Lorsque l’on parle du nucléaire, nous devons avoir un dialogue réellement efficace au sein de la politique énergétique européenne. Avoir les citoyens au cœur de ce dialogue est la meilleure manière d’identifier quelles sont les options les plus appropriées, ce que la technologie nous permet de faire actuellement et ce qui aboutira au meilleur résultat pour la population en termes d’accès à une énergie propre, abordable et sûre.

Cela étant dit, avec le nucléaire, se pose l’enjeu de ne jamais pouvoir en finir. Autrement dit, que faire des déchets nucléaires ? Les citoyens doivent donc faire partie intégrante du débat sur les choix énergétiques.
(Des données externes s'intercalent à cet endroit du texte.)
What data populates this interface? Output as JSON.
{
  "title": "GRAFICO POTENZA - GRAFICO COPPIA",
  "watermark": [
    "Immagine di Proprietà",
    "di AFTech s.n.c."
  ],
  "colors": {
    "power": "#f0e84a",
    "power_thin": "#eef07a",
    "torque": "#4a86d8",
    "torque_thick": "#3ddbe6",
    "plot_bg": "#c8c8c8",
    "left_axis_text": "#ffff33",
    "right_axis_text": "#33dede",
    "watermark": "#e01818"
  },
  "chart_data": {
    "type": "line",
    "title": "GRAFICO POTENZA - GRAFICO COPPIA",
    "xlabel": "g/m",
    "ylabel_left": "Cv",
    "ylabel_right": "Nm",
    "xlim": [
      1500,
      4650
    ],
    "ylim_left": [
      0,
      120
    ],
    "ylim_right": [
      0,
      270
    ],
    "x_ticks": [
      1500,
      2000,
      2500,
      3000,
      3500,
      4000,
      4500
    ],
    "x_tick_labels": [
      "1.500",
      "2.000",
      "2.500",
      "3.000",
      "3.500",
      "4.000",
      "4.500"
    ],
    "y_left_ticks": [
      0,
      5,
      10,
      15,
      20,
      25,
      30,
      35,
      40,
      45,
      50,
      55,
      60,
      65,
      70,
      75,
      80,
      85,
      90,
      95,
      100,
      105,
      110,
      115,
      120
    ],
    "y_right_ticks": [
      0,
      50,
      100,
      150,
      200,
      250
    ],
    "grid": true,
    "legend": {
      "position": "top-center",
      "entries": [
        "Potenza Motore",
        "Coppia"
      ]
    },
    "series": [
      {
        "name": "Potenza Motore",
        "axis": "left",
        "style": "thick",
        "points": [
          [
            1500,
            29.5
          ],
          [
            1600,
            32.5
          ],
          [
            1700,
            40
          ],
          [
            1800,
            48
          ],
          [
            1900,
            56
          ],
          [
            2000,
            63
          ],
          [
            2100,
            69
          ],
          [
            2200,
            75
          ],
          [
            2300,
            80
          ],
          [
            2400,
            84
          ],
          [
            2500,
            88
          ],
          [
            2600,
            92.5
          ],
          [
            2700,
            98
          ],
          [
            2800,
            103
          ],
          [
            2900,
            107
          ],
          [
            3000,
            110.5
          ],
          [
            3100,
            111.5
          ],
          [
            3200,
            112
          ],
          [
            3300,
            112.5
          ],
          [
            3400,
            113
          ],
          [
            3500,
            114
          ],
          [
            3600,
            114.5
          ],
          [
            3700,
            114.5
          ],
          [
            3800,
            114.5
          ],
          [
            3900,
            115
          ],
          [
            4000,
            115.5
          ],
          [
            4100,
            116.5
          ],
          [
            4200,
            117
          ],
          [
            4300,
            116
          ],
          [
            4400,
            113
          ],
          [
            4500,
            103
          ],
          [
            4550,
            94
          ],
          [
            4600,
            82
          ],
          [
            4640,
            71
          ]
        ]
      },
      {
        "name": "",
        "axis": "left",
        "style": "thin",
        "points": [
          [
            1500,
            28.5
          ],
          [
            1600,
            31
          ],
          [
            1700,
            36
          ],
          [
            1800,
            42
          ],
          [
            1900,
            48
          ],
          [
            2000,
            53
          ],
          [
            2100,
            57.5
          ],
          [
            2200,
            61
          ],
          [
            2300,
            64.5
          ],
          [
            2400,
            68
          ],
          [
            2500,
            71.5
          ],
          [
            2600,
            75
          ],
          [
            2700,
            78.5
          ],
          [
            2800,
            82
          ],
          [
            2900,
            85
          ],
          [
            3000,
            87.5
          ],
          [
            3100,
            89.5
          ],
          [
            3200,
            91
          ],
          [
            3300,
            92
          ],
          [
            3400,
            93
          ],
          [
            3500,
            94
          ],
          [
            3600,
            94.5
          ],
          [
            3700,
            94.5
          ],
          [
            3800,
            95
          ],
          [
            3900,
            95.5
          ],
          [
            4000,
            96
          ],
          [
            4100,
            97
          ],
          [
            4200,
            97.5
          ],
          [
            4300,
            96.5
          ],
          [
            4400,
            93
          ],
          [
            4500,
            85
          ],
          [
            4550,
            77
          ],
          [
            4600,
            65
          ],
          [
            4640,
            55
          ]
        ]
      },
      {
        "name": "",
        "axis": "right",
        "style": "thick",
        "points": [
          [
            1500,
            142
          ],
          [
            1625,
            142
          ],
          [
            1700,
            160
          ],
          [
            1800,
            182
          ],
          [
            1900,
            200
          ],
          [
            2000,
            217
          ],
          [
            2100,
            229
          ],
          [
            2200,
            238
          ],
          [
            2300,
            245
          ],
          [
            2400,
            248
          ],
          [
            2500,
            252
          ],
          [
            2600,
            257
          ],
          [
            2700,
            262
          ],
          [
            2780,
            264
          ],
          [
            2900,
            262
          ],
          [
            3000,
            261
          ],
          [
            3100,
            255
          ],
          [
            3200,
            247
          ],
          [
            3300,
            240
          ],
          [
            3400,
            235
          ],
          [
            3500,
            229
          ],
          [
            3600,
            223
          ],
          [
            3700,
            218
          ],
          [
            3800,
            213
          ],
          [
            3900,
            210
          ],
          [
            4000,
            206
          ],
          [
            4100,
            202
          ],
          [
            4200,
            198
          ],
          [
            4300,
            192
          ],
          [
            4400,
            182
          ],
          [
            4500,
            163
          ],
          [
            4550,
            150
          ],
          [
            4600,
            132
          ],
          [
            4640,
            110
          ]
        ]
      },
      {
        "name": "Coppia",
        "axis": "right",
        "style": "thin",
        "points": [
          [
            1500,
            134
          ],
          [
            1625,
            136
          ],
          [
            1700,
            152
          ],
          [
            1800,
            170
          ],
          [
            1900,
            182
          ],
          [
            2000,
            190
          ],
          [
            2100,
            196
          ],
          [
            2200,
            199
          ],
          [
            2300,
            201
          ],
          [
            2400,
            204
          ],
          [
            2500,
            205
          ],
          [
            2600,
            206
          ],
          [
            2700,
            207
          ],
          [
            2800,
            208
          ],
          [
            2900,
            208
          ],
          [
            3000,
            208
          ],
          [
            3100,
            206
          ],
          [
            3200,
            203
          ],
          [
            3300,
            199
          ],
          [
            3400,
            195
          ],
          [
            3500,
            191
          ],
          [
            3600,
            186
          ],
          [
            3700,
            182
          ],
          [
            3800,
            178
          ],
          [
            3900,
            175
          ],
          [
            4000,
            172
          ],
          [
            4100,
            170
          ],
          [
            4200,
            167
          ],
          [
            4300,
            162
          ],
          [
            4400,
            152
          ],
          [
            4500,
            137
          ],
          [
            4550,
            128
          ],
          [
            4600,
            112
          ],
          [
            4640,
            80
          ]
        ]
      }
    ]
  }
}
Le CESE, qui est la voix de la société civile en Europe, peut-il être un relai fort sur les questions environnementales ? Quelles propositions aux institutions européennes pouvez-vous faire ?

Etant donné cette fonction représentative du CESE, il est crucial de s’assurer que nos voix soient entendues. A cet effet, une approche ascendante est toujours la clé d’initiatives couronnées de succès. C’est la valeur ajoutée du CESE : il rassemble les partenaires sociaux traditionnels, que ce soient les employeurs ou les travailleurs, et y ajoute les organisations de la société civile, ONG et autres groupes. Ainsi, nous sommes capables d’apporter une contribution aux institutions européennes provenant de multiples perspectives, qui ont été en mesure de s’accorder sur une position commune.

Nous avons assisté au développement de différentes plateformes, qui sont liées à travers les institutions de l’UE. Nous accueillons, par exemple, très favorablement la plateforme des acteurs concernés par l’ambition “zéro pollution”. Cette plateforme sera conduite à collaborer avec une autre, que nous avons développée nous-mêmes avec la Commission européenne, la plateforme des acteurs européens de l’économie circulaire. C’est ainsi que nous sommes capables de rassembler les parties prenantes avec les décideurs et de favoriser le dialogue. Nous pouvons ensuite mesurer, de manière très pratique, l’impact que nous avons au sein des institutions par l’apport de contributions cohérentes provenant directement des groupes de citoyens, des acteurs des domaines concernés, des partenaires sociaux, des organisations de la société civile, s’exprimant d’une même voix.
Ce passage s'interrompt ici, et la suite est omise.